Si tu n’as encore jamais participé aux Jeux Olympiques, tu as remporté une médaille de bronze lors des Jeux Olympiques de la Jeunesse à Singapour en 2010. Quels souvenirs gardes-tu de cet événement mondial ?
J’en garde un super souvenir ! Je n’avais que 15 ans, et être dans un Village olympique, dans le "bâtiment France", c’était grandiose, même si on ne croisait pas d’Usain Bolt ! Tout était immense : le restaurant, la salle de 4 000 places pour le match où j’ai remporté le bronze. Je me souviendrai toujours du moment où je suis revenu au village dans le bâtiment de l’équipe de France. Tout le monde m’avait applaudi, c’était un super moment. J’aimerais bien revivre un tel moment dans ma carrière, mais aux vrais Jeux Olympiques cette fois !

Aujourd’hui, avec ton expérience et ton vécu, quels conseils de vie ou de jeu, donnerais-tu aux plus jeunes ?

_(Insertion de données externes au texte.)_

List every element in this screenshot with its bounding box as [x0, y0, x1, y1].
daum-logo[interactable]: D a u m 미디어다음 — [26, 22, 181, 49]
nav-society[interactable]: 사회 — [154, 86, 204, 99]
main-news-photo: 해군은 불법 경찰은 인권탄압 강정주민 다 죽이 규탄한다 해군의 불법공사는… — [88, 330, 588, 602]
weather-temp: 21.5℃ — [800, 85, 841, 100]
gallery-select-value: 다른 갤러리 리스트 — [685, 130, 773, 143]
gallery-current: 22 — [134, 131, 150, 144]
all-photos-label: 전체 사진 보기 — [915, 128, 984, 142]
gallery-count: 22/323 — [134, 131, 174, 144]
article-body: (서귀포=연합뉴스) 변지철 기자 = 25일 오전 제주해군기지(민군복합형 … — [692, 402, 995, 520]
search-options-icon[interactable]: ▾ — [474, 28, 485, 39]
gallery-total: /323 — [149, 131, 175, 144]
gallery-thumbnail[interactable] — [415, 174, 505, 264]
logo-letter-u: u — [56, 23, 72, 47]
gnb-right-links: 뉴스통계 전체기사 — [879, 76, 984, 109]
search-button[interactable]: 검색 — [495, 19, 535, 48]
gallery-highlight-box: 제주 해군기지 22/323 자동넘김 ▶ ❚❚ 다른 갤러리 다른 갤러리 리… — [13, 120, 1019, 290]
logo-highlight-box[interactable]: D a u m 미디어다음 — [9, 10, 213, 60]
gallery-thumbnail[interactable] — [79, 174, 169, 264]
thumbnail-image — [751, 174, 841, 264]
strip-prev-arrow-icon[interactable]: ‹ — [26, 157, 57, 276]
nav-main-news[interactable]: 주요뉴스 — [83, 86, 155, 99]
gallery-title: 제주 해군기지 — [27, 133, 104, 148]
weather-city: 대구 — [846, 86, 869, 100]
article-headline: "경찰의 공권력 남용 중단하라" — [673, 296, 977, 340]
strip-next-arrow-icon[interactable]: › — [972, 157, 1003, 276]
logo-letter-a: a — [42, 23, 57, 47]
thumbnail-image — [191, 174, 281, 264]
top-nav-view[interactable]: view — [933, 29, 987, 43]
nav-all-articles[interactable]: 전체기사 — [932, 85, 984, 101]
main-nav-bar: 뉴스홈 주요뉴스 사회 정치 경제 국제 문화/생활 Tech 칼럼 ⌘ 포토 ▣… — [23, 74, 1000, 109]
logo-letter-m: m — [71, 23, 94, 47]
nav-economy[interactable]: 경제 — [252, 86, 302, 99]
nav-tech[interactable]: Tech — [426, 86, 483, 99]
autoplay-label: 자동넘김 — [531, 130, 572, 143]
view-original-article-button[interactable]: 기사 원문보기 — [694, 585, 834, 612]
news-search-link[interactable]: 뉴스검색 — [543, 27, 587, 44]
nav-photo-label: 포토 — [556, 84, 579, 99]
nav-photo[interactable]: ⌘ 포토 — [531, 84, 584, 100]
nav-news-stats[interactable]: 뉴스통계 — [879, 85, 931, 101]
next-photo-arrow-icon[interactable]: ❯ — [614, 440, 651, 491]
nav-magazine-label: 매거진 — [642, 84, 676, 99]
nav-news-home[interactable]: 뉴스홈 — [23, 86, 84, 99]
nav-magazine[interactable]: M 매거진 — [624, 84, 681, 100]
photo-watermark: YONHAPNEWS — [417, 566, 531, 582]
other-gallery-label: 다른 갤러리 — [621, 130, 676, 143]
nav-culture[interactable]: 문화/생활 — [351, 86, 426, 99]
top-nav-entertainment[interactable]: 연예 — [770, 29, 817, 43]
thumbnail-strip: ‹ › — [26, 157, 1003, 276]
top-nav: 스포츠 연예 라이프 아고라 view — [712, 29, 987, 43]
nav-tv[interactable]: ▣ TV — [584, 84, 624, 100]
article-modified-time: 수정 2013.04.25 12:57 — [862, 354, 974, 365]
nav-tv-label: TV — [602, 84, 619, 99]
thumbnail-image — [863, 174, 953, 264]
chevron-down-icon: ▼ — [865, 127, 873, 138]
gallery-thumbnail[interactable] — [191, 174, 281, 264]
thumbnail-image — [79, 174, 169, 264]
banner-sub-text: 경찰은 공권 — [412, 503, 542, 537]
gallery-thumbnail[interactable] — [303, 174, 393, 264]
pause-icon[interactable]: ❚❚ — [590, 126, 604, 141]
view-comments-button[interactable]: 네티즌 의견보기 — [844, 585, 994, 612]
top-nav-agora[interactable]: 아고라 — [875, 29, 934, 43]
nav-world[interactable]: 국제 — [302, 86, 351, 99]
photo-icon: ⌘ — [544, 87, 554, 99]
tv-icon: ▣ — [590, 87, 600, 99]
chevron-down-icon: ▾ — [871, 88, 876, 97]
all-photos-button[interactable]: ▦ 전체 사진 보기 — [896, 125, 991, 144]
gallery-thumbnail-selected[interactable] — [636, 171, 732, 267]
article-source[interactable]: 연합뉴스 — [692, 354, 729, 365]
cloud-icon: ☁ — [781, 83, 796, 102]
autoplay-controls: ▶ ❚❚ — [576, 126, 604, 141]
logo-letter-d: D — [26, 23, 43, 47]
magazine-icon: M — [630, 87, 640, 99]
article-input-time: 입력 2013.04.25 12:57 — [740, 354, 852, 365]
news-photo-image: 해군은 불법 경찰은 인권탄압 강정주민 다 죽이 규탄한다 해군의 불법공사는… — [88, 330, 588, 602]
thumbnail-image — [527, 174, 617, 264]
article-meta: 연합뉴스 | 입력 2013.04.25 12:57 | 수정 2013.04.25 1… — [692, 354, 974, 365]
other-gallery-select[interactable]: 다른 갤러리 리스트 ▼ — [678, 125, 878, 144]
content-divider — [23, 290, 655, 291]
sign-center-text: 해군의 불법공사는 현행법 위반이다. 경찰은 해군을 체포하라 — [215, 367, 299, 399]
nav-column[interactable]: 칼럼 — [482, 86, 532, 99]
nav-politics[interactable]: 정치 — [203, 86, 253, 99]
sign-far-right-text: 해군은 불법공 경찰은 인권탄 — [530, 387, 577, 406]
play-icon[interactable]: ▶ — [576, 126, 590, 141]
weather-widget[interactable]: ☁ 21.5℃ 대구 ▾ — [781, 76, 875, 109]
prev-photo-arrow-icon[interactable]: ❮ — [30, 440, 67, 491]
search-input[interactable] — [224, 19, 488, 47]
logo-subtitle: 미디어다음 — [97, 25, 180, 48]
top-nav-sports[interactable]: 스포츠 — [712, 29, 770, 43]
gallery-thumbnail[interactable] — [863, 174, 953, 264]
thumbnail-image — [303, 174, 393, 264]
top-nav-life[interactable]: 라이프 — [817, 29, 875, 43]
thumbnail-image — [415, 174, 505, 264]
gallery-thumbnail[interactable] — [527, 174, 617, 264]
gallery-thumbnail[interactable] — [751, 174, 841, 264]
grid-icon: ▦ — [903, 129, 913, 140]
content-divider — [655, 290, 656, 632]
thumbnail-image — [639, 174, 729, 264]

Quand j’avais 15 ans, j’étais très nerveux, surtout quand je jouais. Je m’énervais beaucoup, j’avais un comportement assez désagréable avec tout le monde. Je me retrouvais dans des états de tension incroyables. Depuis je me suis calmé. Le conseil que je pourrais leur donner, ça serait donc de prendre un peu plus de recul, que ce soit dans les victoires ou les défaites. J’en ai beaucoup parlé avec mes coaches. Depuis, j’ai beaucoup progressé dans ce domaine. Aujourd’hui, si je devais me comparer avec le Simon de 2010, c’est ce changement qui me frapperait le plus.